The Automatic - Monster
(Video bei YouTube anschauen (http://www.youtube.com/watch?v=LgJwpHctW20))

Ein lustiges Kaspervideo haben die Waliser The Automatic zu ihrem Hit “Monster” gemacht - und etwas anderes wäre ihnen auch kaum übrig geblieben. Ich meine der Song ist gut, da bin ich im Club sicher mit dabei, aber etwas sinnlos ist die Geschichte dann doch. Umso besser, wenn man das Video zu so einem Chartstürmer stilvoll auf Rotation trimmt, und das ist dem Regisseur definitiv gelungen. An den richtigen Stellen kommt die Band in dem zum “Forschungslabor für Yetis” umfunktionierten Van ins Bild, die Komik sitzt meistens perfekt und das ganze Kaspertum liegt nur um einen Inch zu viel im Bereich des negativ-Lächerlichen. Wenn Nessie zum Song mit groovt und Big Foot einen discoreifen Tanz aufführt - bei so was bin ich immer dabei. Eine lustige Angelegenheit, die auch den nötigen Charme besitzt.


Bright Eyes - Four Winds
(Video bei Spinner.com anschauen (http://www.spinner.com/2007/02/23/video-premiere-four-winds-by-bright-eyes/))

Innovativ ist es nun wirklich nicht, dieses Video zu “Four Winds”. Die Qualifikation zum Musikvideo-Check schafft es aber trotzdem. Wieso? Weil Conor Oberst, der die Band Bright Eyes fast im Alleingang betreibt, einfach ein verdammt Guter ist. Sich wie eine Band in den 50er Jahren anzuziehen und in einem schwarz-weiß-Video aufzutreten, die Idee ist zwischen Nirvana und dem fast schon finalen Schlussstrich dieser Gattung durch die Red Hot Chili Peppers immer mal wieder aufgenommen worden. Aber auch diesmal reicht es nicht nur aus, dem Song eine schöne Bebilderung zu geben, sondern lebt auch einfach von der Andersartigkeit des Conor Oberst. Gekonnt in Szene gesetzt ist es einfach der Habitus des Songwriters, der dieser ausgelutschten Idee den Glanz gibt. Ausgebuht wird er im Video, das ergänzt sich perfekt zu seinen kaum in Worte zu fassenden Blicken. Von unten heraus und doch gleichzeitig von sich selbst überzeugt, das gibt mir schon einiges. Und die Vorfreude auf das neue Bright Eyes-Album tut ihr übriges - und da bin ich mir sicher, nicht nur bei mir.


Cursive - Big Bang
(Video bei YouTube anschauen (http://www.youtube.com/watch?v=p_W-DZKXrZ0))

Ein schönes Video ist auch der Band Cursive, genauso wie Bright Eyes beim Saddle Creek-Lable beheimatet, eingefallen.
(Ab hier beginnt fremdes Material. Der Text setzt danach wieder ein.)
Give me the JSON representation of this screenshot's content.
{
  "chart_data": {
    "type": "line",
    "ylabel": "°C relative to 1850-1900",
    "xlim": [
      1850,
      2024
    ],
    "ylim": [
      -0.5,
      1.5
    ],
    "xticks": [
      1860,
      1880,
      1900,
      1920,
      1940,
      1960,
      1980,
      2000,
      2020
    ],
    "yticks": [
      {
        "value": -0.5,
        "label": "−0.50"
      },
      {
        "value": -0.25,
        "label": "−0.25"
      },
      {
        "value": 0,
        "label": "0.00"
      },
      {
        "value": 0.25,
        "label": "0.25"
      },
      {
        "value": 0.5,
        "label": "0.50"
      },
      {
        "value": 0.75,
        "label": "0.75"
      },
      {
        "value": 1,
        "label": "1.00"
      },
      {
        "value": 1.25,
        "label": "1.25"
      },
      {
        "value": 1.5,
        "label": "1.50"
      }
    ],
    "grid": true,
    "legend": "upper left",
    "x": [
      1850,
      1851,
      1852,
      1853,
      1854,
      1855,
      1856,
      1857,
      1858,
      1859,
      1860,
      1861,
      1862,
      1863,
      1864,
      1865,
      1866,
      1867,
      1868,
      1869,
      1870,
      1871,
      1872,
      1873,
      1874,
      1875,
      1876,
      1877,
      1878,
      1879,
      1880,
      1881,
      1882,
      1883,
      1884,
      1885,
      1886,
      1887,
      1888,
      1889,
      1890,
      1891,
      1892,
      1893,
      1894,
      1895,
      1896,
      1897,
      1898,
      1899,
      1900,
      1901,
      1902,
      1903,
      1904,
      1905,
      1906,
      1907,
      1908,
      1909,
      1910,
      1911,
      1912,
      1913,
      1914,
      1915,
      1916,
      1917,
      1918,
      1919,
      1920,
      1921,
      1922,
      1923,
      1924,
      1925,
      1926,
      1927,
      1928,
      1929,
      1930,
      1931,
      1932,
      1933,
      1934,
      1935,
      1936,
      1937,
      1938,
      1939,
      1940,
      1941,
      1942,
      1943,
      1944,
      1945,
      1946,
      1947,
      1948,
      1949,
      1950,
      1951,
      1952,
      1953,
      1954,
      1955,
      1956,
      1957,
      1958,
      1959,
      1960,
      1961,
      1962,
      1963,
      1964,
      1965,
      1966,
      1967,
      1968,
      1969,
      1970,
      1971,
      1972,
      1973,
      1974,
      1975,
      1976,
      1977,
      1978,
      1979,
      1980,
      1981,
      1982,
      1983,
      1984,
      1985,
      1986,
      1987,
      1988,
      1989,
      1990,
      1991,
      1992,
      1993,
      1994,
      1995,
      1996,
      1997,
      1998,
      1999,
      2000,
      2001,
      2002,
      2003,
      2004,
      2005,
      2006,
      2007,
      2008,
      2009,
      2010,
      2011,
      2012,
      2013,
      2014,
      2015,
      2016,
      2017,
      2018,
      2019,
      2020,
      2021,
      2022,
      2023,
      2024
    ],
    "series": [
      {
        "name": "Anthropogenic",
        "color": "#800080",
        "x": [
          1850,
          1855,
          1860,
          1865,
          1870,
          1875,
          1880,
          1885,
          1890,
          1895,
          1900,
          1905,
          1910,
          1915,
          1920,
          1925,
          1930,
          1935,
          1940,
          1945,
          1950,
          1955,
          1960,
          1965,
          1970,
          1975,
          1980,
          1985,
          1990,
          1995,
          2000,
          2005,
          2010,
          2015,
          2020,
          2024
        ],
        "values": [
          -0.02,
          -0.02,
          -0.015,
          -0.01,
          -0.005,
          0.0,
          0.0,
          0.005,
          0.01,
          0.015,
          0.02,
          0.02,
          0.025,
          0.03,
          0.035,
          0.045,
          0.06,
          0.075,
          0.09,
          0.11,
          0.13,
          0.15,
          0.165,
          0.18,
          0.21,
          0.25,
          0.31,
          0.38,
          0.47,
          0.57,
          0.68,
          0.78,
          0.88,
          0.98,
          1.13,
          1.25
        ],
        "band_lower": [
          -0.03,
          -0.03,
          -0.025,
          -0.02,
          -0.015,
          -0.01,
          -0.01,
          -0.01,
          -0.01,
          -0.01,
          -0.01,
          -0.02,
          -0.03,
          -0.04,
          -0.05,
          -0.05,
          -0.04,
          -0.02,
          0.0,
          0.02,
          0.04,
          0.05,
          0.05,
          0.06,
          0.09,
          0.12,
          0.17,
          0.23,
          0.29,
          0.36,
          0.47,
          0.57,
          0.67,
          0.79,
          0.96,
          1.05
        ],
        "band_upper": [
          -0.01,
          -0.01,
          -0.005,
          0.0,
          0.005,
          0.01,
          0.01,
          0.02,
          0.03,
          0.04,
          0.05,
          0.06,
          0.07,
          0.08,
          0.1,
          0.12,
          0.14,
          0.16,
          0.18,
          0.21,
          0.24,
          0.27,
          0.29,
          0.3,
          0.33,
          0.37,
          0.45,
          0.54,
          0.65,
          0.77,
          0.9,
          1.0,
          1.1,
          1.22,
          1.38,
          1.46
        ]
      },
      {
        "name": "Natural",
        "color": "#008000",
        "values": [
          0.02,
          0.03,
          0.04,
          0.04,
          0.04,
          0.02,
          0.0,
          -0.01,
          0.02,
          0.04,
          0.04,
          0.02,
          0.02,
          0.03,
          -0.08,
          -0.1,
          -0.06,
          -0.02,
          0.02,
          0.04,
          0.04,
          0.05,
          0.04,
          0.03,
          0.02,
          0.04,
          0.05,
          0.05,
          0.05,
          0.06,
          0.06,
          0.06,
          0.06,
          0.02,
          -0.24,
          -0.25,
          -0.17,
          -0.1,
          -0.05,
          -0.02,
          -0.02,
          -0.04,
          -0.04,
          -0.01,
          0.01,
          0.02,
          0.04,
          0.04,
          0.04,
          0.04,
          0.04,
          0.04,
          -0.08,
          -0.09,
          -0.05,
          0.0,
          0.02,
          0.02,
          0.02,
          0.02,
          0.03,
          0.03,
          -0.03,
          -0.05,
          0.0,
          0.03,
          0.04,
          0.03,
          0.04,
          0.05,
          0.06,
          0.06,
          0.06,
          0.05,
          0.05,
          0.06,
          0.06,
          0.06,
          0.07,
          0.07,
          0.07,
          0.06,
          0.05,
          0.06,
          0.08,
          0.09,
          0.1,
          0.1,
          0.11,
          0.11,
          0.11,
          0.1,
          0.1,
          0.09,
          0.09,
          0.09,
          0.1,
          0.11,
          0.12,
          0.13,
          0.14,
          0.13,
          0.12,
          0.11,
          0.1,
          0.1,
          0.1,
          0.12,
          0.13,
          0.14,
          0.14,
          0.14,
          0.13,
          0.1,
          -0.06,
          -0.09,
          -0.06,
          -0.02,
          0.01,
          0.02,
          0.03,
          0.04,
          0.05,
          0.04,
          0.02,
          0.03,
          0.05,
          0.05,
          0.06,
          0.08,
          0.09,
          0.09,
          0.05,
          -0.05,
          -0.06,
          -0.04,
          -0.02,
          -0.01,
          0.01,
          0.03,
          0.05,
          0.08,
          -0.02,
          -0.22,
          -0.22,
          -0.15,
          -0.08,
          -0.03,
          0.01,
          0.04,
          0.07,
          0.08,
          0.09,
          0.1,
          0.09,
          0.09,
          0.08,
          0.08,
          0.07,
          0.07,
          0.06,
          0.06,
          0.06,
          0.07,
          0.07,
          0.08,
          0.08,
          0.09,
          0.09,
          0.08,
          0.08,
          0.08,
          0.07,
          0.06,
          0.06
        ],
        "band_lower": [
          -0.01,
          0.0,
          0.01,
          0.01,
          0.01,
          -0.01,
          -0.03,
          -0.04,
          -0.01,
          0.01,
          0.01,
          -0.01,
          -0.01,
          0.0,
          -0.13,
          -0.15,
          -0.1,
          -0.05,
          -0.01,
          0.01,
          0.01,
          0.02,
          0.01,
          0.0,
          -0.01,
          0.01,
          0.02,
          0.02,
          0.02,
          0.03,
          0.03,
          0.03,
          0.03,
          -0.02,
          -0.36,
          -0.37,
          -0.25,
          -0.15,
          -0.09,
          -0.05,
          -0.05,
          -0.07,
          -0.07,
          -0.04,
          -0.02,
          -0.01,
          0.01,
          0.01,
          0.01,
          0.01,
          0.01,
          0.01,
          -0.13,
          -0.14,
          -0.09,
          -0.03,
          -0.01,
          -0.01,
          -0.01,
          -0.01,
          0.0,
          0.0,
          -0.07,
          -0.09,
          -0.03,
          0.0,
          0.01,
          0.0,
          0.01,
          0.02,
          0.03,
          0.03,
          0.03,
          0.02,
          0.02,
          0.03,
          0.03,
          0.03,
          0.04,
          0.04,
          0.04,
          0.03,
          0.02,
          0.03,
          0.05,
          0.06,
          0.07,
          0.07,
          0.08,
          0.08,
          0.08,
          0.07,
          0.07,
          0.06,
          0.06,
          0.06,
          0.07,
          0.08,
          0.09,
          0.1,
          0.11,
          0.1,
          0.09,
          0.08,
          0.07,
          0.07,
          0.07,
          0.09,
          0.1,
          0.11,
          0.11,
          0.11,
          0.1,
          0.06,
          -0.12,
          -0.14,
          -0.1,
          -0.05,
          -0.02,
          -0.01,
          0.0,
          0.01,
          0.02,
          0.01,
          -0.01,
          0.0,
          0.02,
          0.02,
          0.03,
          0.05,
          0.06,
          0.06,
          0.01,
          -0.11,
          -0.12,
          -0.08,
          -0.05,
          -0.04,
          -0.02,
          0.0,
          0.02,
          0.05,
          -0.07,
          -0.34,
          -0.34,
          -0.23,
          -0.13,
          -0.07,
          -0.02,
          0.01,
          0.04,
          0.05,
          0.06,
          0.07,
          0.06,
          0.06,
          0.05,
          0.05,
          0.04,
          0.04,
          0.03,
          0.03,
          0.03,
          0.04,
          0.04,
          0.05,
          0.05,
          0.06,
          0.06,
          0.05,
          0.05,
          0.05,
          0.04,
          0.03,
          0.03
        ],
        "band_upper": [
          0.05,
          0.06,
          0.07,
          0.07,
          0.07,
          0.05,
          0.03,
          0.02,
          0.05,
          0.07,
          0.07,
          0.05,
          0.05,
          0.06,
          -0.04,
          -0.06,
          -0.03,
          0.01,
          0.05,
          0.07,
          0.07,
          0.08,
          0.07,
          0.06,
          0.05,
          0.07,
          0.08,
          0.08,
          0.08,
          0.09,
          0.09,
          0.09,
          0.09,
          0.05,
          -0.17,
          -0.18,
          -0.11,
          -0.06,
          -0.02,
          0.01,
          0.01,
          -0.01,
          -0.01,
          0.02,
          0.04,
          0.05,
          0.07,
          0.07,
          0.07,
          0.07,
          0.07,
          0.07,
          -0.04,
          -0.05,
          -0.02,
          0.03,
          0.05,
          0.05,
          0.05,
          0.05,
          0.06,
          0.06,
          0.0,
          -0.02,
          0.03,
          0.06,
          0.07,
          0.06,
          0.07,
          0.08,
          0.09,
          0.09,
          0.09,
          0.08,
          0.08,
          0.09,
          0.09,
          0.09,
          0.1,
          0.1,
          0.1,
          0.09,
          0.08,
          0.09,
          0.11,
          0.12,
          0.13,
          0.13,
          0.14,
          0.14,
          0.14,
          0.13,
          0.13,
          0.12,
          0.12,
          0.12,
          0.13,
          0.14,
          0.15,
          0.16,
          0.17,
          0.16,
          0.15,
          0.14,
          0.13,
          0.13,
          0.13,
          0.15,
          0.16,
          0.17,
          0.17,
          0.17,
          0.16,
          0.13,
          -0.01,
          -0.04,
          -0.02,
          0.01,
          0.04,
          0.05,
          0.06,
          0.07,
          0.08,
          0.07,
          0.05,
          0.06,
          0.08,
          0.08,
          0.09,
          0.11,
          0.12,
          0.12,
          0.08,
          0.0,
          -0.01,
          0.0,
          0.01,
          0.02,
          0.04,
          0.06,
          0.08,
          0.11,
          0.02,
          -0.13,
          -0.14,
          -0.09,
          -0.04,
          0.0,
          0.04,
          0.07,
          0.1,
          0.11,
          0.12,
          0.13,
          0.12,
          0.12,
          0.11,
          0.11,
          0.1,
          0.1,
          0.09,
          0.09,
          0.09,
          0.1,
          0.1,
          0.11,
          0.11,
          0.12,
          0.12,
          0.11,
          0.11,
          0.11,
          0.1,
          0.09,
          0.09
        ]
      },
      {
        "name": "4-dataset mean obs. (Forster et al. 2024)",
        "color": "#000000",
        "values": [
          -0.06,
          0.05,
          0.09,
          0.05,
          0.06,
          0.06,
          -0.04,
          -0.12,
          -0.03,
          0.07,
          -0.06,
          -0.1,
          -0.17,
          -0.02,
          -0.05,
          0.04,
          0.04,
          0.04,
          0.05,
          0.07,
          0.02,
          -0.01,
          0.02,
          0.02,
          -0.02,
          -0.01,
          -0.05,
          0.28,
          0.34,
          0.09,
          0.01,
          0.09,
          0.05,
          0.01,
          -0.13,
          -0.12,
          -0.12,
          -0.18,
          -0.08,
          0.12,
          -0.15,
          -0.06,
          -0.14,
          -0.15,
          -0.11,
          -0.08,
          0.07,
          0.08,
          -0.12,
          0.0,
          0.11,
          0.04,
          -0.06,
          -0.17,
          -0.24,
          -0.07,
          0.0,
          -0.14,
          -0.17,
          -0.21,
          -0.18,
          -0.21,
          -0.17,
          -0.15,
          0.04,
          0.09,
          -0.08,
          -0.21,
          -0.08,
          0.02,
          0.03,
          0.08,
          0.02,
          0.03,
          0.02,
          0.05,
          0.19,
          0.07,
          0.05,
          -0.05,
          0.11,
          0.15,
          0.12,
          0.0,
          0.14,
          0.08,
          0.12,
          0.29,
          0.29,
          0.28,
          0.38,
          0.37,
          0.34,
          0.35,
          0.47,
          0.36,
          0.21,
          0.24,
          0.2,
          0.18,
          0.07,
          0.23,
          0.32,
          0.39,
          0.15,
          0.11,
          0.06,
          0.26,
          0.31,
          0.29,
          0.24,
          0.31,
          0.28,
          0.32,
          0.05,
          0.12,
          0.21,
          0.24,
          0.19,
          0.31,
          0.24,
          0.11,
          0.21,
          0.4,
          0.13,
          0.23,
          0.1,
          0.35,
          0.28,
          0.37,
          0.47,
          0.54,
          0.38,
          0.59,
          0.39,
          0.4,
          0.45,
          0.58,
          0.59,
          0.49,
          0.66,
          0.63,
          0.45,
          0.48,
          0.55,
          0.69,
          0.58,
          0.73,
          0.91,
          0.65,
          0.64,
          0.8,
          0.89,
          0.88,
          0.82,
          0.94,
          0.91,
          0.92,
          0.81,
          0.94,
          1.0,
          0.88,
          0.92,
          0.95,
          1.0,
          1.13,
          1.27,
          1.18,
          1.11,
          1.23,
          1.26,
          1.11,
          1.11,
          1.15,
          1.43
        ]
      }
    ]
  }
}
Was denn nun der “Big Bang” ist, den die im Video dargestellten Personen verschiedener Altersgruppen, Geschlechter, Nationen und Subkultur erleben und nur durch ihre Mimik reflektieren, ist unklar. Vielleicht ist es ein lautes Geräusch, dass die vielen Protagonisten erst zusammen zucken und dann lachen lässt? Ist es vielleicht der Song selbst, der sich passagenweise hervorragend mit den Reaktionen ergänzt (was wohl aber mehr auf eine kunstfertige Handhabung der Zeitlupenfunktion zurück zu führen ist)? Vielleicht bekommen die Versuchskaninchen auch eine Adrenalin-Injektion oder so etwas - auf jeden Fall spielen sie ordentlich mit - bei wiederholtem Hinsehen erkennt man ganz deutlich die genau Abstimmung von Beat und Reaktion. Ich selbst hätte da wohl ein ziemlich dummes Gesicht gemacht, aber egal.